In this study, NoVs were identified from eight out of ten libraries (library 2, library 4–10), where eight nearly complete genome of NoVs were obtained using the assemble sequences program in Geneious 11.1.2 and were named as Norozj-2, and Norozj-4 to 10, respectively. The genomes of those NoVs are 7,379 nt to 7,738 nt in length, which have three open reading frames (ORF1, ORF2, and ORF3). The length of ORF1 are 5094 nt except for Norozj-2 and Norozj-8 which have only partial ORF1. ORF2 of all the NoVs in this study are 1623 nt in length. The length of ORF3 is 807 nt except Norozj-9, which has 33 nt missing. The ORF1 encodes viral nonstructural protein of 1,697 amino acids (aa), while the ORF2 and ORF3 encode VP1 with 540 aa and VP2 with 268 aa, respectively (the VP2 of Norozj-9 is 257 aa in length). The phylogenetic trees were constructed based on the nearly complete genome that included the reference strains of five different genotypes. The result indicated that the eight NoVs belonged to two genotypes (Fig. 2A), seven of which were GII.4 including Norozj-2, 4–8, and 10 and only Norozj-9 clustered with one GII.17 strain (KJ96295) forming an independent clade.
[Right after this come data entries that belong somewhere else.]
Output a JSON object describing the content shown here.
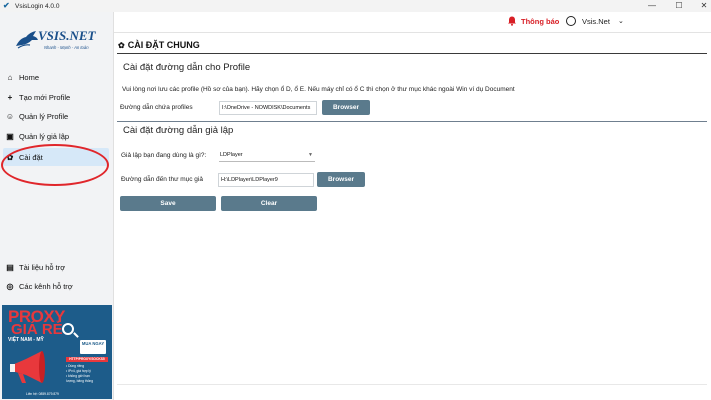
{
  "window": {
    "title": "VsisLogin 4.0.0",
    "minimize": "—",
    "maximize": "☐",
    "close": "✕"
  },
  "logo": {
    "name": "VSIS.NET",
    "tagline": "Nhanh - Mạnh - An toàn"
  },
  "sidebar": {
    "items": [
      {
        "label": "Home",
        "icon": "home-icon"
      },
      {
        "label": "Tạo mới Profile",
        "icon": "plus-icon"
      },
      {
        "label": "Quản lý Profile",
        "icon": "profile-icon"
      },
      {
        "label": "Quản lý giả lập",
        "icon": "emulator-icon"
      },
      {
        "label": "Cài đặt",
        "icon": "gear-icon"
      }
    ],
    "bottom_items": [
      {
        "label": "Tài liệu hỗ trợ",
        "icon": "document-icon"
      },
      {
        "label": "Các kênh hỗ trợ",
        "icon": "support-icon"
      }
    ],
    "active_index": 4
  },
  "banner": {
    "line1": "PROXY",
    "line2": "GIÁ RẺ",
    "line3": "VIỆT NAM - MỸ",
    "buy": "MUA NGAY",
    "http": "HTTP/PROXY/SOCKS5",
    "features": [
      "• Dùng riêng",
      "• IPv4, giá hợp lý",
      "• không giới hạn",
      "  lượng, băng thông"
    ],
    "contact": "Liên hệ: 0859.879.879"
  },
  "header": {
    "notification_label": "Thông báo",
    "user_label": "Vsis.Net",
    "user_chevron": "⌄"
  },
  "page": {
    "title": "CÀI ĐẶT CHUNG",
    "profile_section": {
      "heading": "Cài đặt đường dẫn cho Profile",
      "description": "Vui lòng nơi lưu các profile (Hồ sơ của bạn). Hãy chọn ổ D, ổ E. Nếu máy chỉ có ổ C thì chọn ở thư mục khác ngoài Win ví dụ Document",
      "path_label": "Đường dẫn chứa profiles",
      "path_value": "I:\\OneDrive - NOWDISK\\Documents",
      "browse_label": "Browser"
    },
    "emulator_section": {
      "heading": "Cài đặt đường dẫn giả lập",
      "emulator_label": "Giả lập bạn đang dùng là gì?:",
      "emulator_value": "LDPlayer",
      "folder_label": "Đường dẫn đến thư mục giả",
      "folder_value": "H:\\LDPlayer\\LDPlayer9",
      "browse_label": "Browser"
    },
    "save_label": "Save",
    "clear_label": "Clear"
  },
  "colors": {
    "accent_button": "#5a7a8c",
    "notification": "#d81f26",
    "active_nav": "#d6e8f8"
  }
}
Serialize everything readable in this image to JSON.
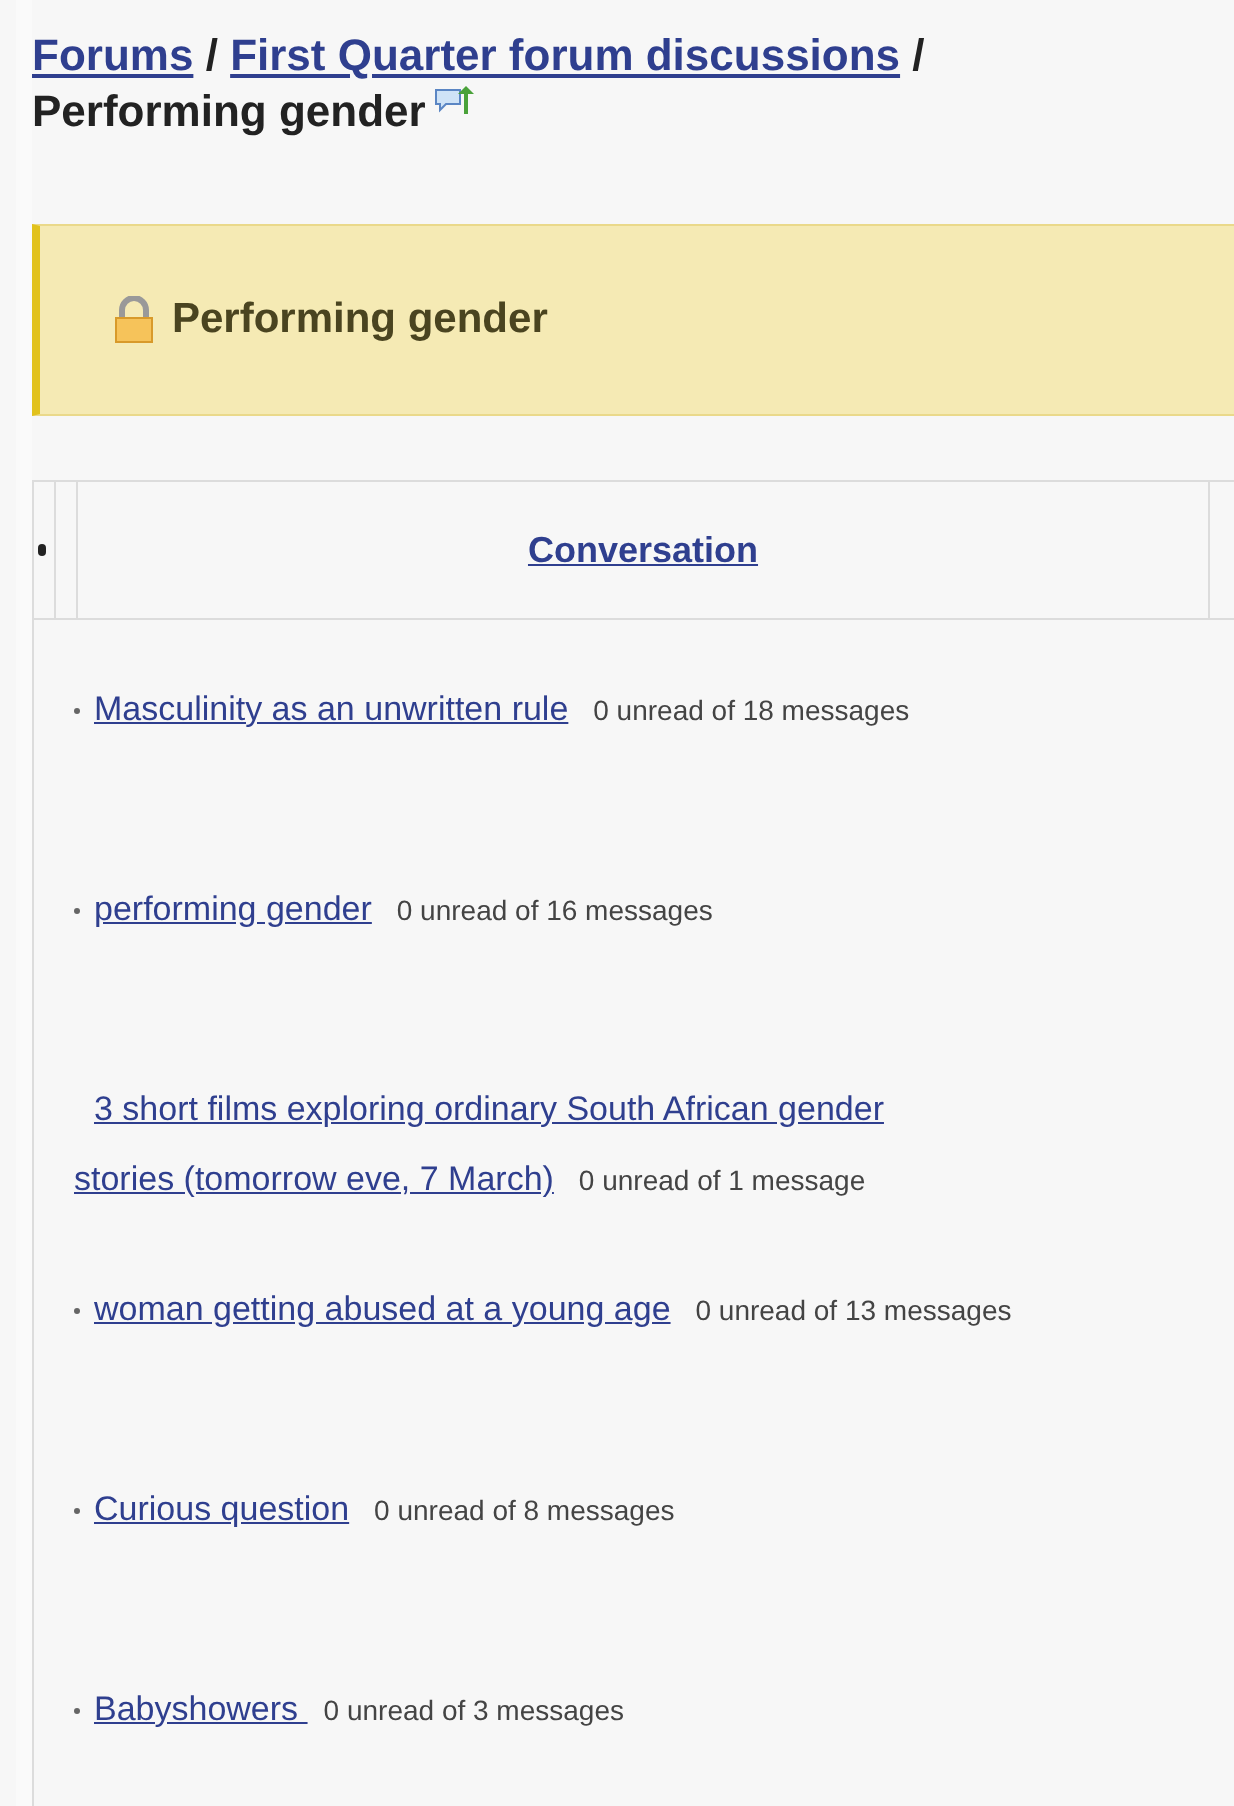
{
  "breadcrumb": {
    "links": [
      "Forums",
      "First Quarter forum discussions"
    ],
    "separator": "/",
    "current": "Performing gender"
  },
  "banner": {
    "title": "Performing gender",
    "locked": true
  },
  "table": {
    "columns": [
      "Conversation"
    ],
    "rows": [
      {
        "title_lines": [
          "Masculinity as an unwritten rule"
        ],
        "count": "0 unread of 18 messages",
        "bullet": true
      },
      {
        "title_lines": [
          "performing gender"
        ],
        "count": "0 unread of 16 messages",
        "bullet": true
      },
      {
        "title_lines": [
          "3 short films exploring ordinary South African gender",
          "stories (tomorrow eve, 7 March)"
        ],
        "count": "0 unread of 1 message",
        "bullet": false
      },
      {
        "title_lines": [
          "woman getting abused at a young age"
        ],
        "count": "0 unread of 13 messages",
        "bullet": true
      },
      {
        "title_lines": [
          "Curious question"
        ],
        "count": "0 unread of 8 messages",
        "bullet": true
      },
      {
        "title_lines": [
          "Babyshowers "
        ],
        "count": "0 unread of 3 messages",
        "bullet": true
      }
    ]
  }
}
The three strains (Norozj-2, 4 and 5) shared more than 99.18% nt identity to the strain NORO_156_02_03_2015 (MH218627) isolated from United Kingdom in 2015. The Norozj-7 and Norozj-8 had more than 99.24% nt identity to the strain Hu/NOV/GII/CHN/ZJ01 (KX586330) isolated from Jiangsu Province of China in 2015. The Norozj-6 shared 99.35% nt identity to the strain Hu/Guangzhou/GZ2014-L132/CHN/2014 (KT202796) isolated from Guangdong Province of China in 2014. The Norozj-10 shared 98.87% nt identity to the strain Hu/GII.4/GII4-NG1242/2011/JP (AB972502) isolated from Japan in 2014. The Norozj-9 shared 97.47% nt identity to the strain Musashimurayama/TAKAsanKimchi (KJ196295) isolated from Japan in 2014.

Fig. 2

The phylogenetic analysis based on the complete genome sequences of NoVs and SaVs. A The phylogenetic trees were constructed based on the nearly complete genome of NoVs that included the reference strains of five different genotypes. B The phylogenetic trees were constructed based on the nearly complete genome of SaVs that included the reference strains of four different genogroups. Viruses identified in this study were marked with red solid circle. NoV, Norovirus; SaV, Sapovirus.

SaV

One complete SaV genome was present in library 9 and was named as Sapozj-9. The genome of Sapozj-9 is 7,542 nt in length, which contains two ORFs (ORF1 and ORF2). The length of ORF1 is 6,843 nt, which encodes a polyprotein of 2,280 aa containing seven nonstructural proteins (NS1–7) followed by the major capsid protein, VP1. The conserved calicivirus NTPase motif “480GAPGIGKT487” and VPg motifs “941KGKTK945”, and “962DDEYDE967” were found in NS3 and NS5, respectively. VPg is linked to the 5′ terminal of the viral RNA and has an important role in SaV genome replication, transcription, and translation (Leen et al., 2013). The length of ORF2 is 498 nt, which encodes the minor structural protein VP2 (165 aa). The phylogenetic tree was constructed based on the nearly complete genome that included the reference strains of four different genogroups. Phylogenetic analysis showed that Sapozj-9 clustered with the strain Hu/GI/Zhejiang1/China/2014 (KT327081) and the strain Hu/GI/Hunan/China/2016 (KX980412) forming an independent clade (Fig. 2B). The Sapozj-9 shared the highest nt identity (99.53%) to the strain Hu/GI/Zhejiang1/China/2014 (KT327081) isolated from Zhejiang Province of China in 2014.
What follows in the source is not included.